UM ESCRITOR PROIBIDO


 


     Peço ao leitor, benevolente e amigo, que encoste a porta e não acenda a luz, pois vou falar-lhe hoje de um escritor proibido. Proibido apenas entre nós, em nome de uma cultura pequenina e rasteira, que mal se vê porque não cresce e não cresce para que não se veja. Falo de um notável escritor romeno, praticamente desconhecido pelos nossos diligentes e apressados intelectuais, autor de um livro inesquecível e verdadeiramente arrebatador: O Diário da Felicidade, de Nicolae Steinhardt (1912-1989).

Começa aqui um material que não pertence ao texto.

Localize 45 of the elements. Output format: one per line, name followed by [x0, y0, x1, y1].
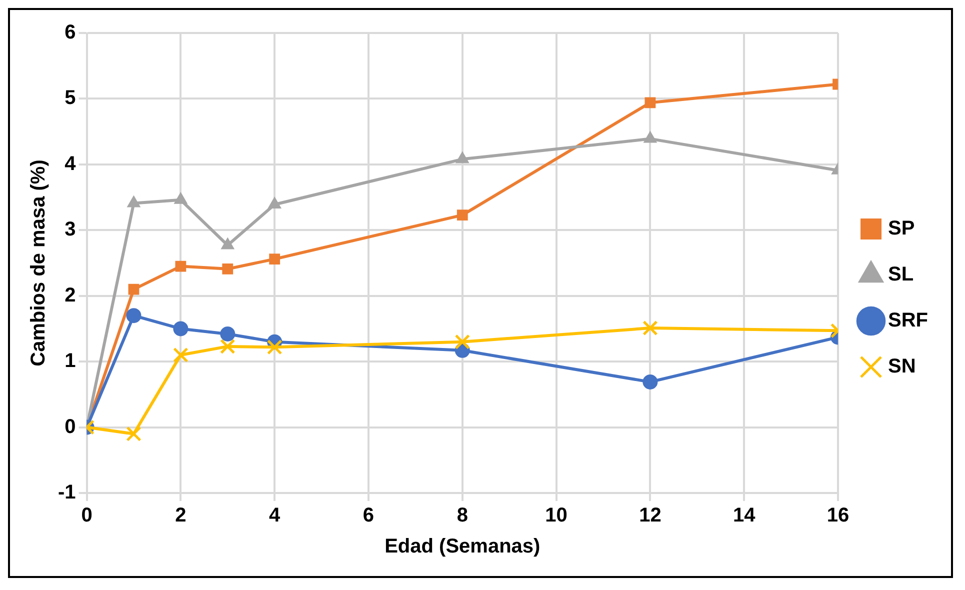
- point: [126, 426, 142, 442]
- x-tick-label: 8: [456, 504, 468, 527]
- point: [220, 338, 236, 354]
- x-tick-label: 14: [732, 504, 756, 527]
- y-axis-title: Cambios de masa (%): [28, 160, 50, 366]
- point: [644, 97, 656, 108]
- point: [222, 263, 234, 274]
- point: [220, 326, 236, 342]
- point: [456, 152, 469, 164]
- point: [173, 321, 188, 336]
- point: [269, 254, 280, 265]
- x-tick-label: 16: [826, 504, 850, 527]
- x-tick-label: 6: [362, 504, 374, 527]
- y-tick-label: 6: [64, 22, 76, 44]
- x-tick-label: 10: [545, 504, 568, 527]
- y-tick-label: -1: [58, 482, 76, 504]
- point: [642, 320, 658, 336]
- y-tick-label: 1: [64, 350, 76, 372]
- point: [126, 308, 142, 324]
- point: [268, 197, 282, 209]
- x-tick-label: 2: [175, 504, 186, 527]
- point: [266, 340, 282, 355]
- point: [454, 334, 470, 350]
- legend-label: SP: [888, 218, 915, 240]
- x-axis-title: Edad (Semanas): [384, 536, 540, 558]
- point: [221, 238, 234, 250]
- y-tick-label: 4: [64, 152, 77, 175]
- point: [456, 210, 468, 220]
- x-tick-label: 12: [639, 504, 662, 527]
- point: [127, 196, 140, 208]
- point: [642, 374, 658, 390]
- y-tick-label: 0: [64, 416, 76, 438]
- y-tick-label: 2: [64, 284, 76, 306]
- y-tick-label: 5: [64, 87, 76, 110]
- point: [128, 284, 140, 295]
- legend-label: SRF: [888, 310, 928, 332]
- y-tick-label: 3: [64, 218, 76, 241]
- point: [644, 131, 657, 143]
- legend-label: SL: [888, 264, 914, 286]
- legend-label: SN: [888, 356, 916, 378]
- point: [173, 347, 188, 363]
- x-tick-label: 0: [81, 504, 92, 527]
- x-tick-label: 4: [269, 504, 282, 527]
- point: [175, 260, 186, 272]
- point: [174, 192, 188, 204]
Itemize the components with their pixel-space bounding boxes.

     A felicidade, descobriu-a Nicolae Steinhardt no seu lugar de origem, dentro de si mesmo, naquilo a que Ollé-Laprune chamou as fontes da paz intelectual, quando viajava de prisão em prisão, no universo concentracionário romeno do período comunista. E relata-nos essa viagem, sem rumo nem destino, em que nunca perdeu a dignidade, nem traiu companheiros, nem amigos, nem guardou rancor, nem alimentou qualquer espírito de vingança. Num diário escrito, naturalmente, a posteriori, pois nunca lhe foi permitido o uso de papel e de lápis. Num diário sem sequência cronológica, apenas de memória, mas de uma riqueza cultural e humana verdadeiramente admirável.

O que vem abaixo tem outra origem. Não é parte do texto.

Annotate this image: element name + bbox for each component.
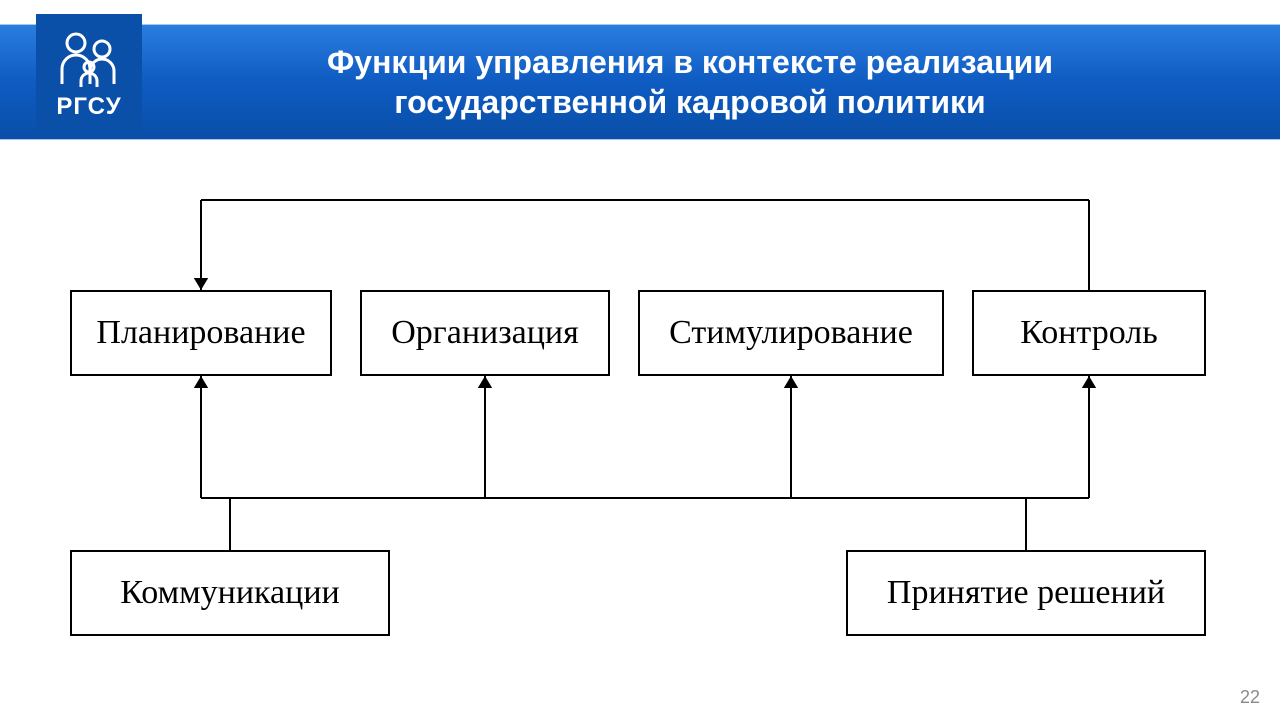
node-stimul: Стимулирование <box>638 290 944 376</box>
node-control: Контроль <box>972 290 1206 376</box>
family-logo-icon <box>54 29 124 91</box>
logo-box: РГСУ <box>36 14 142 130</box>
node-planning: Планирование <box>70 290 332 376</box>
node-comm: Коммуникации <box>70 550 390 636</box>
header-bar: Функции управления в контексте реализаци… <box>0 24 1280 140</box>
diagram-area: Планирование Организация Стимулирование Кон… <box>40 170 1240 670</box>
slide-number: 22 <box>1240 687 1260 708</box>
node-organizing: Организация <box>360 290 610 376</box>
slide: Функции управления в контексте реализаци… <box>0 0 1280 720</box>
node-decision: Принятие решений <box>846 550 1206 636</box>
logo-label: РГСУ <box>56 93 121 121</box>
slide-title: Функции управления в контексте реализаци… <box>190 42 1190 122</box>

     É certo que não há uma norma para a redacção de um diário, mas o livro de Nicolae Steinhardt é também uma autêntica história da cultura em que se cruzam livros, escritores, poetas, músicos, artistas, não só romenos mas de toda a cultura e que servem de tema e viva discussão entre aqueles que habitam transitoriamente a mesma cela. Espantosa cultura que o Autor revela e no-la transmite serenamente como se estivesse ainda sentado na carcomida tarimba de uma triste e miserável prisão. Uma obra digna e comovente, a que não faltam traços de fino humor, que a superior personalidade do escritor romeno deixa por vezes escapar por entre um sorriso maroto que lhe escorrega dos olhos e foge até nós por entre as grades da própria cela.

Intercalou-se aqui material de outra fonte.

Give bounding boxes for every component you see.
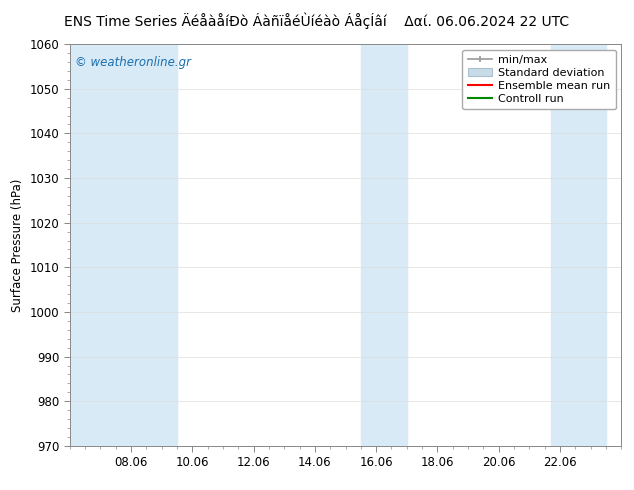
Text: ENS Time Series ÄéåàåíÐò ÁàñïåéÙíéàò ÁåçÍâí    Δαί. 06.06.2024 22 UTC: ENS Time Series ÄéåàåíÐò ÁàñïåéÙíéàò Áåç… (65, 12, 569, 29)
Legend: min/max, Standard deviation, Ensemble mean run, Controll run: min/max, Standard deviation, Ensemble me… (462, 49, 616, 109)
Bar (551, 44, 606, 446)
Bar (361, 44, 407, 446)
Bar (70, 44, 177, 446)
Y-axis label: Surface Pressure (hPa): Surface Pressure (hPa) (11, 178, 24, 312)
Text: © weatheronline.gr: © weatheronline.gr (75, 56, 191, 69)
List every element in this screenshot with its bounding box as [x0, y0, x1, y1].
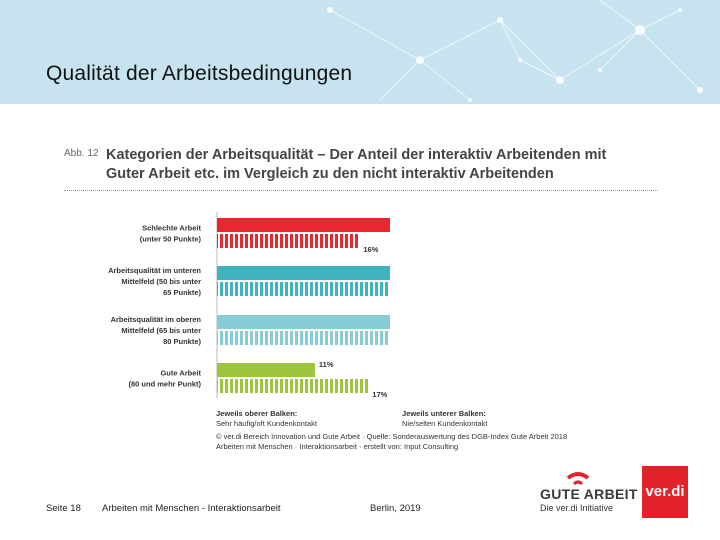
- figure-title-line-1: Kategorien der Arbeitsqualität – Der Ant…: [106, 147, 607, 163]
- bar-upper: [217, 266, 390, 280]
- source-line-2: Arbeiten mit Menschen · Interaktionsarbe…: [216, 442, 459, 451]
- legend-lower: Jeweils unterer Balken: Nie/selten Kunde…: [402, 409, 487, 429]
- header-banner: Qualität der Arbeitsbedingungen: [0, 0, 720, 104]
- category-label: Gute Arbeit: [160, 369, 201, 378]
- category-label: 65 Punkte): [163, 288, 201, 297]
- figure-title: Kategorien der Arbeitsqualität – Der Ant…: [106, 146, 676, 184]
- footer-page-number: Seite 18: [46, 503, 81, 514]
- value-label: 17%: [372, 390, 387, 399]
- source-line-1: © ver.di Bereich Innovation und Gute Arb…: [216, 432, 568, 441]
- legend-upper-desc: Sehr häufig/oft Kundenkontakt: [216, 419, 317, 428]
- gute-arbeit-logo-text: GUTE ARBEIT: [540, 486, 638, 502]
- figure-title-line-2: Guter Arbeit etc. im Vergleich zu den ni…: [106, 166, 554, 182]
- verdi-logo: ver.di: [642, 466, 688, 518]
- bar-upper: [217, 315, 390, 329]
- bar-chart: Schlechte Arbeit(unter 50 Punkte)21%16%A…: [108, 212, 390, 399]
- value-label: 16%: [363, 245, 378, 254]
- title-divider: [64, 190, 658, 191]
- category-label: Mittelfeld (65 bis unter: [121, 326, 201, 335]
- category-label: Mittelfeld (50 bis unter: [121, 277, 201, 286]
- legend-lower-desc: Nie/selten Kundenkontakt: [402, 419, 488, 428]
- category-label: Schlechte Arbeit: [142, 224, 201, 233]
- bar-lower: [217, 282, 390, 296]
- bar-upper: [217, 218, 390, 232]
- category-label: (unter 50 Punkte): [140, 235, 202, 244]
- category-label: Arbeitsqualität im unteren: [108, 266, 201, 275]
- legend-lower-title: Jeweils unterer Balken:: [402, 409, 486, 418]
- bar-upper: [217, 363, 315, 377]
- legend-upper: Jeweils oberer Balken: Sehr häufig/oft K…: [216, 409, 317, 429]
- value-label: 11%: [319, 360, 334, 369]
- slide-title: Qualität der Arbeitsbedingungen: [46, 62, 353, 85]
- bar-lower: [217, 234, 360, 248]
- figure-label: Abb. 12: [64, 148, 99, 159]
- gute-arbeit-logo-icon: [566, 472, 590, 486]
- bar-lower: [217, 331, 390, 345]
- network-background-graphic: [327, 0, 703, 102]
- legend-upper-title: Jeweils oberer Balken:: [216, 409, 298, 418]
- category-label: 80 Punkte): [163, 337, 201, 346]
- footer-place-date: Berlin, 2019: [370, 503, 421, 514]
- category-label: (80 und mehr Punkt): [128, 380, 201, 389]
- source-note: © ver.di Bereich Innovation und Gute Arb…: [216, 432, 567, 452]
- category-label: Arbeitsqualität im oberen: [111, 315, 202, 324]
- footer-topic: Arbeiten mit Menschen - Interaktionsarbe…: [102, 503, 281, 514]
- bar-lower: [217, 379, 369, 393]
- gute-arbeit-logo-subtitle: Die ver.di Initiative: [540, 503, 614, 513]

     Pois esta obra, meu caro leitor atento e amigo, foi naturalmente apreendida e sofreu nova redacção, pacientemente refeita pelo escritor romeno, de origem judia, que na prisão se converteu ao Cristianismo, tendo recolhido mais tarde a um convento ortodoxo. Aí lhe apreendeu a Securitate o manuscrito que, entretanto, já tinha sido enviado a bom recato.

     A sua publicação, em 1991, na Roménia, obteve um êxito extraordinário com uma tiragem de 200.00 exemplares. Traduzido imediatamente em várias línguas ( francês, italiano, hebraico, húngaro, grego, castelhano, português (Brasil), inglês, etc. ) viu as suas edições esgotarem-se rapidamente, tornando-se, obviamente, numa obra de referência da cultura romena e ocidental. Nicolae Steinhardt pertenceu a uma geração de grandes intelectuais romenos, bem conhecidos no Ocidente, como Constantin Noica, Mircea Eliade, Emil Cioran, Eugen Ionesco, Vintila Horia, Virgil Bulat e tantos outros.

     Entre nós, amigo comum, conseguiu há anos, através do Instituto Cultural Romeno em Lisboa, obter do Mosteiro de Rohia, que detinha os direitos de autor do escritor romeno, autorização para a publicação da obra numa conhecida editora portuguesa. Mas o director da colecção a que se destinava O Diário da Felicidade, um Importante de Melo, quando viu que Nicolae Steinhardt era um escritor de superior cultura e, por isso e só por isso, tinha sido vítima da perseguição comunista, recuou corajosamente. Ficámos, assim, sem uma edição portuguesa.

     Resta, ao leitor interessado e amigo, a edição brasileira, se a conseguir adquirir, pois está praticamente esgotada. Aquando da sua edição, foi O Diário da Felicidade considerado o livro do ano no Brasil.  Naturalmente. Unanimemente elogiado pela crítica internacional que nele viu uma verdadeira obra-prima ou, no dizer do crítico romeno Dan Chelaru, “ um livro contemporâneo de Deus”, foi, pelo Importante de Melo, proibido entre nós.

     Assim vai a cultura em Portugal.